Ab 01. Januar 2020 gilt ein Baglimit von 5 Dorschen pro Angler pro Tag. Im Februar und März sind es 2 Dorsche pro Angler pro Tag. Aktuell gibt es noch Gespräche, um den Vorschlag der WiSH e.V. zu einer sogenannten „Kutterquote“ (also Anzahl der Angler auf dem Schiff x 2 Dorsche) in den Monaten Februar und März in den Mitgliedstaaten umsetzen zu können.

Das Baglimit gilt in den ICES Untergebieten 22 bis 24. Im ICES Untergebiet 24 gilt die Regelung, dass die Freizeitfischerei auf Dorsch nur in einem Gebiet von sechs Seemeilen (ca. 11,1 Km) von der Basislinie erlaubt ist. Jenseits dieser Linie ist die gezielte Fischerei auf Dorsch vollständig verboten. Eine Ausnahme gilt für die dänische Insel Bornholm.

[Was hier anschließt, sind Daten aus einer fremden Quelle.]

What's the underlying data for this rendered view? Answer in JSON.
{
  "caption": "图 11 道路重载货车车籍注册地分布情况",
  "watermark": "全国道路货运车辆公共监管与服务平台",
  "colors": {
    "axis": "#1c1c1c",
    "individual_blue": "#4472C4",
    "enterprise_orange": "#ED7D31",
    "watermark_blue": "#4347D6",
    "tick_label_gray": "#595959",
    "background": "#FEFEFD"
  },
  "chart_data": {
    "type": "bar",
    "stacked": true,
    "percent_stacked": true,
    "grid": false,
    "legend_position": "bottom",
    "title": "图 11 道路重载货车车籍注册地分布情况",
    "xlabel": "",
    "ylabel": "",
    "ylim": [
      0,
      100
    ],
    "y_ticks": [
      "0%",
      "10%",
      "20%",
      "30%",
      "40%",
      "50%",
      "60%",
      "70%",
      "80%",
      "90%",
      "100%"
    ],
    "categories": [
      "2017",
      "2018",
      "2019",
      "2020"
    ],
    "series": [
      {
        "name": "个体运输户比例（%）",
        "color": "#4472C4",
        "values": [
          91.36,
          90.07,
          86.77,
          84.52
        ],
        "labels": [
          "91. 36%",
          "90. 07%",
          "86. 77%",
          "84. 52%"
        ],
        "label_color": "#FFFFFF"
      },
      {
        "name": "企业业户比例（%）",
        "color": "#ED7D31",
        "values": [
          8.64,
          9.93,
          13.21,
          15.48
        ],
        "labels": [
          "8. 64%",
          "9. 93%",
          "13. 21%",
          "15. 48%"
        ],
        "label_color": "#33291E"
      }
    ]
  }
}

Hier ist auf der westlichen Seite – also dem Teil im ICES Untergebiet 24 - die Freizeitfischerei ebenfalls in einem Gebiet bis zu sechs Seemeilen von der Küstenlinie entfernt erlaubt. Ab einer Grenze von sechs Seemeilen ist auch hier die gezielte Fischerei auf Dorsch verboten.

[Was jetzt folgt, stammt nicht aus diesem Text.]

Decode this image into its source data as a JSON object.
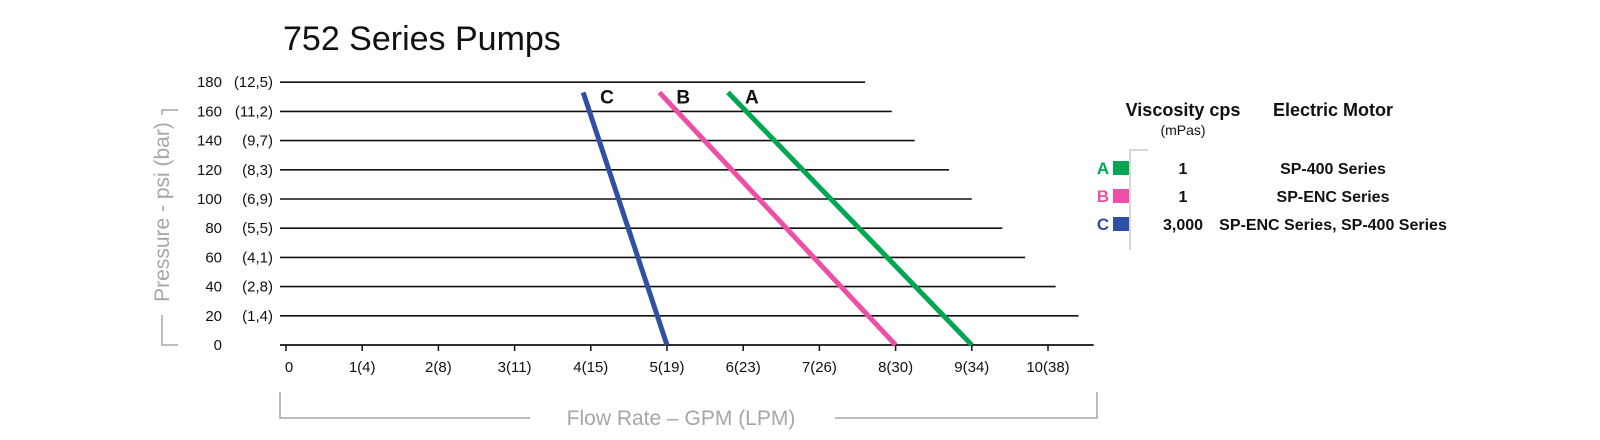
{
  "chart_data": {
    "type": "line",
    "title": "752 Series Pumps",
    "xlabel": "Flow Rate – GPM (LPM)",
    "ylabel": "Pressure - psi (bar)",
    "xlim": [
      0,
      10.6
    ],
    "ylim": [
      0,
      180
    ],
    "x_ticks": [
      {
        "value": 0,
        "label": "0"
      },
      {
        "value": 1,
        "label": "1(4)"
      },
      {
        "value": 2,
        "label": "2(8)"
      },
      {
        "value": 3,
        "label": "3(11)"
      },
      {
        "value": 4,
        "label": "4(15)"
      },
      {
        "value": 5,
        "label": "5(19)"
      },
      {
        "value": 6,
        "label": "6(23)"
      },
      {
        "value": 7,
        "label": "7(26)"
      },
      {
        "value": 8,
        "label": "8(30)"
      },
      {
        "value": 9,
        "label": "9(34)"
      },
      {
        "value": 10,
        "label": "10(38)"
      }
    ],
    "y_ticks": [
      {
        "value": 0,
        "psi": "0",
        "bar": ""
      },
      {
        "value": 20,
        "psi": "20",
        "bar": "(1,4)"
      },
      {
        "value": 40,
        "psi": "40",
        "bar": "(2,8)"
      },
      {
        "value": 60,
        "psi": "60",
        "bar": "(4,1)"
      },
      {
        "value": 80,
        "psi": "80",
        "bar": "(5,5)"
      },
      {
        "value": 100,
        "psi": "100",
        "bar": "(6,9)"
      },
      {
        "value": 120,
        "psi": "120",
        "bar": "(8,3)"
      },
      {
        "value": 140,
        "psi": "140",
        "bar": "(9,7)"
      },
      {
        "value": 160,
        "psi": "160",
        "bar": "(11,2)"
      },
      {
        "value": 180,
        "psi": "180",
        "bar": "(12,5)"
      }
    ],
    "gridline_ends": [
      {
        "y": 20,
        "x_end": 10.4
      },
      {
        "y": 40,
        "x_end": 10.1
      },
      {
        "y": 60,
        "x_end": 9.7
      },
      {
        "y": 80,
        "x_end": 9.4
      },
      {
        "y": 100,
        "x_end": 9.0
      },
      {
        "y": 120,
        "x_end": 8.7
      },
      {
        "y": 140,
        "x_end": 8.25
      },
      {
        "y": 160,
        "x_end": 7.95
      },
      {
        "y": 180,
        "x_end": 7.6
      }
    ],
    "grid": true,
    "series": [
      {
        "name": "A",
        "color": "#00a651",
        "points": [
          [
            5.8,
            173
          ],
          [
            9.0,
            0
          ]
        ]
      },
      {
        "name": "B",
        "color": "#ec4fa3",
        "points": [
          [
            4.9,
            173
          ],
          [
            8.0,
            0
          ]
        ]
      },
      {
        "name": "C",
        "color": "#2e4fa3",
        "points": [
          [
            3.9,
            173
          ],
          [
            5.0,
            0
          ]
        ]
      }
    ],
    "legend": {
      "placement": "right",
      "viscosity_header": "Viscosity cps",
      "viscosity_unit": "(mPas)",
      "motor_header": "Electric Motor",
      "rows": [
        {
          "letter": "A",
          "color": "#00a651",
          "viscosity": "1",
          "motor": "SP-400 Series"
        },
        {
          "letter": "B",
          "color": "#ec4fa3",
          "viscosity": "1",
          "motor": "SP-ENC Series"
        },
        {
          "letter": "C",
          "color": "#2e4fa3",
          "viscosity": "3,000",
          "motor": "SP-ENC Series, SP-400 Series"
        }
      ]
    }
  }
}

Zu beachten ist hierbei, dass auch im ICES Gebiet 24 das reduzierte Baglimit von 2 Dorschen in den Monaten Februar und März gilt. Auch wenn die Schließzeit für die Fischerei in diesem Gebiet eigentlich in den Sommermonaten (Laichzeit beim Ostdorsch) liegt, so ist die Beschränkung für die Freizeitfischerei zur Vereinheitlichung in die Monate Februar und März gelegt worden.

In den ICES Gebieten 25 und 26 ist die Freizeitfischerei auf Dorsch ab 01. Januar 2020 vollständig verboten! Somit hat es die polnischen Kollegen leider besonders hart getroffen- ein Opfer der durch die Politik jahrelang geduldeten Überfischung.

Zusammenfassend bedeuten diese Regelungen:

ICES 22 und 23 Baglimit 5 (2 Dorsche Februar und März)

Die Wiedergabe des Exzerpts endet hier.